İsrail'in Pazar sabahı Lübnan'ın güneyine düzenlediği hava saldırıları ve hemen ardından Hizbullah tarafından fırlatılan yüzlerce insansız hava aracı ve roket, 7 Ekim'deki Hamas saldırılarından bu yana İsrail'in kuzey sınırında yaşanan en büyük çatışma oldu. Gazze'de ateşkes müzakereleri tıkanmaya devam ederken ve Filistinlilerin bölgedeki korkunç ölü sayısı 40,000'i aşarken, Lübnan'ı da kapsayan ve Hizbullah'ın hamisi İran'ın da dahil olduğu bölgesel bir savaş kabus senaryosu korkutucu bir şekilde mümkün olmaya devam ediyor.

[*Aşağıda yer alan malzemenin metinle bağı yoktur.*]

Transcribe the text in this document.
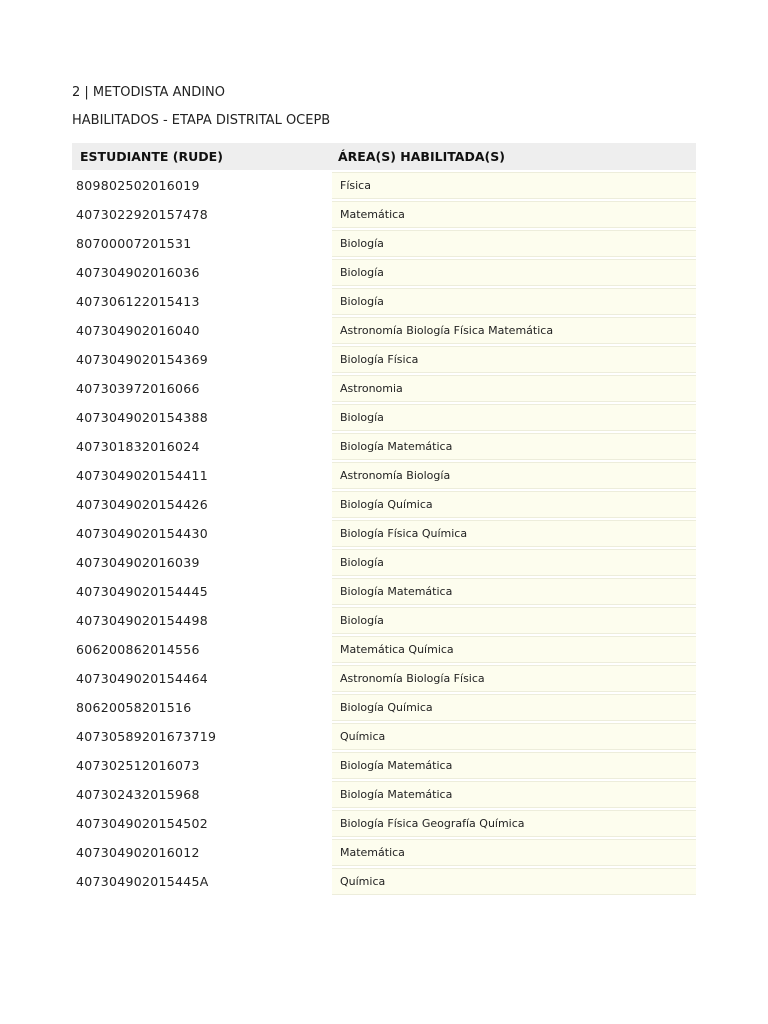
2 | METODISTA ANDINO
HABILITADOS - ETAPA DISTRITAL OCEPB
ESTUDIANTE (RUDE)	ÁREA(S) HABILITADA(S)
809802502016019	Física
4073022920157478	Matemática
80700007201531	Biología
407304902016036	Biología
407306122015413	Biología
407304902016040	Astronomía Biología Física Matemática
4073049020154369	Biología Física
407303972016066	Astronomia
4073049020154388	Biología
407301832016024	Biología Matemática
4073049020154411	Astronomía Biología
4073049020154426	Biología Química
4073049020154430	Biología Física Química
407304902016039	Biología
4073049020154445	Biología Matemática
4073049020154498	Biología
606200862014556	Matemática Química
4073049020154464	Astronomía Biología Física
80620058201516	Biología Química
40730589201673719	Química
407302512016073	Biología Matemática
407302432015968	Biología Matemática
4073049020154502	Biología Física Geografía Química
407304902016012	Matemática
407304902015445A	Química
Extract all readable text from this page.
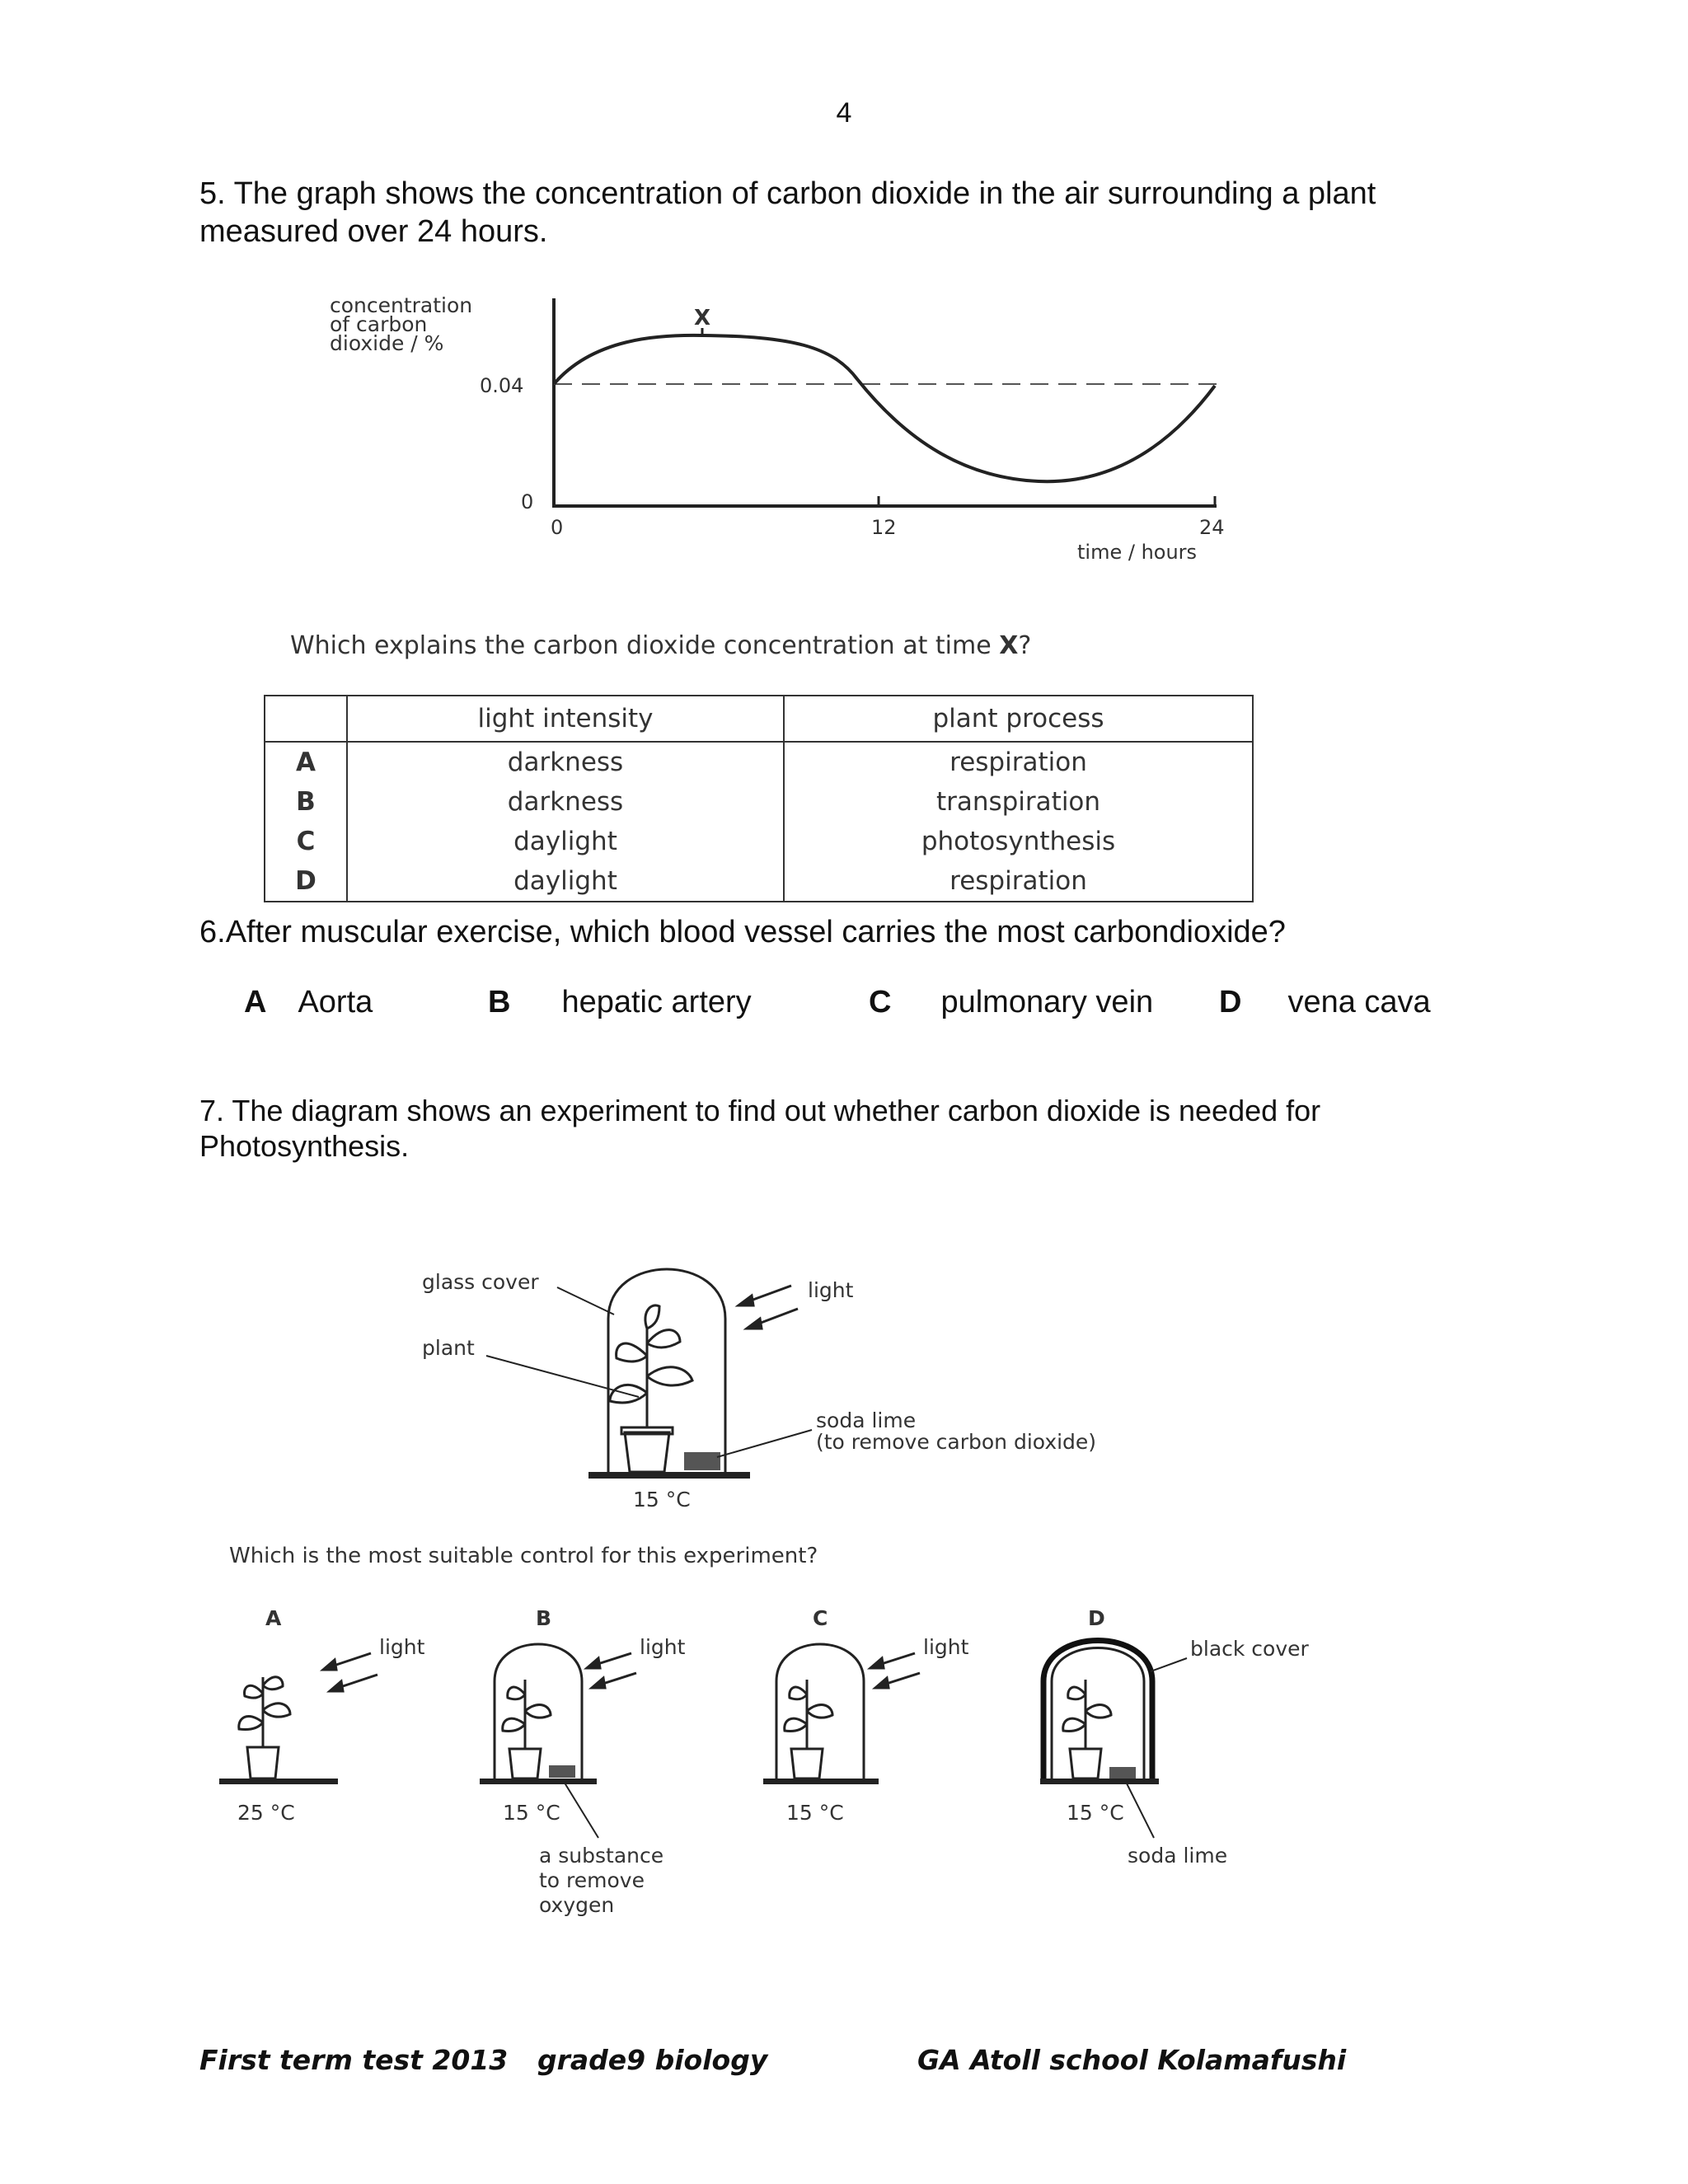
4
5. The graph shows the concentration of carbon dioxide in the air surrounding a plant
measured over 24 hours.
concentration
of carbon
dioxide / %
0.04
0
X
0	12	24
time / hours
Which explains the carbon dioxide concentration at time X?
	light intensity	plant process
A	darkness	respiration
B	darkness	transpiration
C	daylight	photosynthesis
D	daylight	respiration
6.After muscular exercise, which blood vessel carries the most carbondioxide?
A Aorta	B hepatic artery	C pulmonary vein D vena cava
7. The diagram shows an experiment to find out whether carbon dioxide is needed for
Photosynthesis.
glass cover
plant
light
soda lime
(to remove carbon dioxide)
15 °C
Which is the most suitable control for this experiment?
A
light
25 °C
B
light
15 °C
a substance
to remove
oxygen
C
light
15 °C
D
black cover
15 °C
soda lime
First term test 2013 grade9 biology	GA Atoll school Kolamafushi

En azından şimdilik, hafta sonundaki karşılıklı güç gösterisine rağmen, tüm taraflar böyle bir sonuçtan kaçınmaya istekli görünüyor. Geçtiğimiz ay İsrail'in Hizbullah'ın üst düzey komutanlarından birini öldürmesinin ardından İsrail'in Hizbullah ile ilişkilerini yöneten acımasız koreografide Pazar günkü saldırı Kudüs tarafından hesaba katılmış olacak. Hizbullah lideri Hasan Nasrallah, askeri mevkileri ve Tel Aviv yakınlarındaki Mossad casus üssünü hedef alan saldırıda İsrailli sivil kayıpları riske atmama kararı alındığını vurguladı.
İsrail Dışişleri Bakanı Israel Katz ise İsrail'in topyekûn bir çatışma istemediğini, 40 kadar roket mevziini imha etmek üzere önceden harekete geçtiğini belirtti. Her iki tarafta da sivil ölümlerin olmaması, seçenekleri açık tutarken tırmanma seviyelerini kalibre etme arzusuna işaret ediyor. Hamas lideri İsmail Haniye'nin Tahran'da öldürülmesinin ardından henüz misilleme yapmayan İran da itidalli bir dil kullanırken karşılık verileceğinin garantisini veriyor.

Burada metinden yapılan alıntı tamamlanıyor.